Voluntary reduction in fertility rates is key to accelerating demographic transition. But apart from providing an enabling environment where women can make informed reproductive health and family planning decisions, studies have shown that three other important variables contribute significantly to lower fertility rates: higher education for women, increased female labor force participation, and healthy infants and children.

Evidently, a multi-dimensional approach is needed if we are to reap the rewards of demographic dividend. While it is indisputable that lowering fertility rates, especially among the poorest households, is crucial to creating the demographic window of opportunity, it should be coupled with government policies on encouraging higher and/or technical education for women, greater female labor force participation, and improved healthcare services for infants and children.

The painfully slow reduction in our fertility rates and the current lack of employment opportunities for younger Filipino workers are the main stumbling blocks to the country’s ability to take full advantage of opportunities offered by the demographic dividend.

Government must intensify its efforts to hasten voluntary reduction in fertility rates and strengthen its family planning information drive in order to significantly increase our contraceptive prevalence rates. But these efforts must be combined with labor policies and economic programs that will generate employment principally for younger people and offer equitable wages, especially for women workers.

Clearly, the RH law needs sister statutes to help the country achieve real and lasting development. The Congress must then take unequivocal action and craft laws that significantly reduce inequalities and inequities, end extreme poverty, generate employment, protect and promote the overall health and wellbeing of people, squarely confront discrimination, and accelerate progress specifically for those furthest behind.

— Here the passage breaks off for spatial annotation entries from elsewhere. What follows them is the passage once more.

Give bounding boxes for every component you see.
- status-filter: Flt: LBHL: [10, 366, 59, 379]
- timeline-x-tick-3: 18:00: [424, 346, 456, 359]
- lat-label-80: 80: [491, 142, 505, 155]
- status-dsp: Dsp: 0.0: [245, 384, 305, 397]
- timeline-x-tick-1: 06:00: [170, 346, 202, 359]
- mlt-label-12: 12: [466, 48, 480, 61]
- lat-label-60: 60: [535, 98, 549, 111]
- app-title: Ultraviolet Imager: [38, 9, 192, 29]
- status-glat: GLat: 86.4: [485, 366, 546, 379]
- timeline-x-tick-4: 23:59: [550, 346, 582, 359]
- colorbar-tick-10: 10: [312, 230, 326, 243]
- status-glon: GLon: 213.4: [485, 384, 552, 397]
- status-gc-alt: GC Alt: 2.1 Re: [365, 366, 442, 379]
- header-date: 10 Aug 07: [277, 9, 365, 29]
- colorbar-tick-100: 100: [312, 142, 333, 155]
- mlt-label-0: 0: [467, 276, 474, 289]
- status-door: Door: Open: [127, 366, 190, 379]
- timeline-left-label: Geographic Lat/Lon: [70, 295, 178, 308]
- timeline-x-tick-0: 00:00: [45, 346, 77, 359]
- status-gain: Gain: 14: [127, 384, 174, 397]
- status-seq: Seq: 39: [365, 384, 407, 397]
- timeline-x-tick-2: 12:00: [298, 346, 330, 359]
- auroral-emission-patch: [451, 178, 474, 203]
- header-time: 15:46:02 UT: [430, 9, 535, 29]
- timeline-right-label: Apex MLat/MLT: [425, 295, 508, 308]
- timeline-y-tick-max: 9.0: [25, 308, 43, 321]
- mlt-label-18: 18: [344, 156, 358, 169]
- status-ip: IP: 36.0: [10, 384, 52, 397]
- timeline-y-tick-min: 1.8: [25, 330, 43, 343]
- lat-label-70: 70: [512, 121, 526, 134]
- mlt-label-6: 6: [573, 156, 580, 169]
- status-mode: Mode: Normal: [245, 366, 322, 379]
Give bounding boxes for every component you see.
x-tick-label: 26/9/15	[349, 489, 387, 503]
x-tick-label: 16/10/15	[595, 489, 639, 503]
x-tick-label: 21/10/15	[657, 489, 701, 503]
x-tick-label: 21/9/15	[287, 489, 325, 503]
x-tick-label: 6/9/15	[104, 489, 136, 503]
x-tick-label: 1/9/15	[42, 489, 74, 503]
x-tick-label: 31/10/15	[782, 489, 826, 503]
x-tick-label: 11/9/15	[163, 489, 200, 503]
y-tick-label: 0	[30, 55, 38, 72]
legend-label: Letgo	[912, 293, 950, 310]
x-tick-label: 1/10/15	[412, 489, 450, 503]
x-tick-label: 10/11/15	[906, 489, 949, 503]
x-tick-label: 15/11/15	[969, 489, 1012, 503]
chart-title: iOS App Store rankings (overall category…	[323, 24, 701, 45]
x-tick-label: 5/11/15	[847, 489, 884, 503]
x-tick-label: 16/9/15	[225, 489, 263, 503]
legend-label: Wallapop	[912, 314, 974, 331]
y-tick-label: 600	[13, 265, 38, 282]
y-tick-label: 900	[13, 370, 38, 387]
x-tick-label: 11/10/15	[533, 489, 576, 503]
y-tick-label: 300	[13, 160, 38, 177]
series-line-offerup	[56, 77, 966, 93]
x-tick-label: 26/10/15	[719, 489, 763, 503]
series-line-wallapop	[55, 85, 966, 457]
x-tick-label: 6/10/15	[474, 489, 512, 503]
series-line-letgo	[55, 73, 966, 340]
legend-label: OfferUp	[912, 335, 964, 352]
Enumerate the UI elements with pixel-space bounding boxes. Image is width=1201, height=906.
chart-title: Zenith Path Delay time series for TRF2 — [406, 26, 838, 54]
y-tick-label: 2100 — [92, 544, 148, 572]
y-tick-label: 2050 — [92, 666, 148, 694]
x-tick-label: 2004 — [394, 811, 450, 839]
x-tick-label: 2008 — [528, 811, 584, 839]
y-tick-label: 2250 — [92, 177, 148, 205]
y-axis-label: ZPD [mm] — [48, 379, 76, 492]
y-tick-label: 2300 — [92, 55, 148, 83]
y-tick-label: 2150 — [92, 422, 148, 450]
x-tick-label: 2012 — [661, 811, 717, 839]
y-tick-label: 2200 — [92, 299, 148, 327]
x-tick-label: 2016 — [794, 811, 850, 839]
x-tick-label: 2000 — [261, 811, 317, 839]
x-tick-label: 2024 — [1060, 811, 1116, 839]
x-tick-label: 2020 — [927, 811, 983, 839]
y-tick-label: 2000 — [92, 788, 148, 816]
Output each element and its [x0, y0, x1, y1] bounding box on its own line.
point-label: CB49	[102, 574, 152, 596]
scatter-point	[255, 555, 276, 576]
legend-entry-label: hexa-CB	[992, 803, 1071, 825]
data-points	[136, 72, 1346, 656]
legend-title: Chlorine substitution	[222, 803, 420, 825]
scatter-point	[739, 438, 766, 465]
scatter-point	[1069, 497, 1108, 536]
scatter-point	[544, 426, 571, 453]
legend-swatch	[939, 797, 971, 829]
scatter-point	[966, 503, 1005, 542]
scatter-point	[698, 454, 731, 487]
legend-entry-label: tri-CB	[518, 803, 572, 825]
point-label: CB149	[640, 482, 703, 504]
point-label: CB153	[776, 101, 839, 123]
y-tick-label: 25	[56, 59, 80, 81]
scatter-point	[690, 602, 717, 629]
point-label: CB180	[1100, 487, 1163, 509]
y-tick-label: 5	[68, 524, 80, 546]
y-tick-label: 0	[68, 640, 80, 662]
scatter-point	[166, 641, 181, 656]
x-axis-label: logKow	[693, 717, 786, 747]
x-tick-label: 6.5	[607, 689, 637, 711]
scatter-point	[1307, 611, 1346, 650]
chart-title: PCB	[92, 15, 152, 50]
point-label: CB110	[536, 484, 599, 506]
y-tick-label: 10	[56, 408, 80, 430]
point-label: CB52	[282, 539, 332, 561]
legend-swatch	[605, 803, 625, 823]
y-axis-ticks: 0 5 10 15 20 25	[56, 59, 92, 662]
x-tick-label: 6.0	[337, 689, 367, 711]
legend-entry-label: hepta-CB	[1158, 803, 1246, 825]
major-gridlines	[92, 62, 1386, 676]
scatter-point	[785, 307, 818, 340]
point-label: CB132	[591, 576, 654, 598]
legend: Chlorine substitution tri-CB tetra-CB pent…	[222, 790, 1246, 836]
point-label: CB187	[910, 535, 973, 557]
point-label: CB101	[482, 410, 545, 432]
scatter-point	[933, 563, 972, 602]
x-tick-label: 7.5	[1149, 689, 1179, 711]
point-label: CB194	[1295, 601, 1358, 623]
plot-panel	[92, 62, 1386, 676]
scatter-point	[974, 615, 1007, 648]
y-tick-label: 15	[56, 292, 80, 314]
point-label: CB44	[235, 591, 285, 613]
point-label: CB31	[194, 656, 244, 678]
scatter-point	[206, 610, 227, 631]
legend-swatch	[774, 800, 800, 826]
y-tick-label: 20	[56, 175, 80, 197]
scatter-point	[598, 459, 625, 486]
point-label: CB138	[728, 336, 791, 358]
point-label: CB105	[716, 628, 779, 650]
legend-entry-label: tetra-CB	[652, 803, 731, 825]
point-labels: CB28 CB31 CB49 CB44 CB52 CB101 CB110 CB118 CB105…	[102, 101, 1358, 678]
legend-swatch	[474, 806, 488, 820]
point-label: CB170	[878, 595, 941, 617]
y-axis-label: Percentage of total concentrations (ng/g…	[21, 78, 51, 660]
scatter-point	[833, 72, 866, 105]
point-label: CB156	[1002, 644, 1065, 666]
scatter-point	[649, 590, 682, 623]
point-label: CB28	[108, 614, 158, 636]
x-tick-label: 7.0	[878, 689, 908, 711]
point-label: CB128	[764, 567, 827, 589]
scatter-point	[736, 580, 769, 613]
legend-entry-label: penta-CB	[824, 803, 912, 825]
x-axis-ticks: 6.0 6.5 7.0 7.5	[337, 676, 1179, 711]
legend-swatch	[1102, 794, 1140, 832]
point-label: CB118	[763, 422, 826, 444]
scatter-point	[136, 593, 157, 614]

Let me emphasize to the committee technical staff of both Houses of Congress who are with us today that you wield significant influence in making your principals more aware of this literally once-in-a-lifetime demographic window of opportunity that we can take full advantage of only with the appropriate and enabling laws and policies. 

For our guests from private sector, your partnership with government and help in securing additional funding for population management, health, and employment programs are indispensable if we are to finally reap the dividends of demographic transition.

Finally, let me underscore the potential of BUILD to uplift lives. The program builds its foundation on the interrelatedness and interdependence of the issues of RH, crippling poverty, the blight of gender inequality and inequity, poor health and ignorance, the degradation of the environment, and genuine human development that reaches the grassroots.

This not to mention its goal to raise awareness on the adverse impact of being unable to address the social ills spawned by poverty and the crucial importance of commitment and adequate funding from government, and the support of the private sector in attaining the Sustainable Development Goals (SDGs).

Let us build on the lessons we have learned today, capitalize on the commitments of our stakeholders, and make the most of the momentum generated by this first of several BUILD sessions to consolidate the efforts of both the private and public sectors in harnessing the rewards of demographic dividend and ensuring that the Philippines’ demographic window of opportunity will not close before we can take full advantage of the gains we have achieved thus far.

Again, thank you for your dynamic participation and together let us move forward in ensuring the upliftment and empowerment of ordinary citizens, and the attainment of genuine human development for all Filipinos.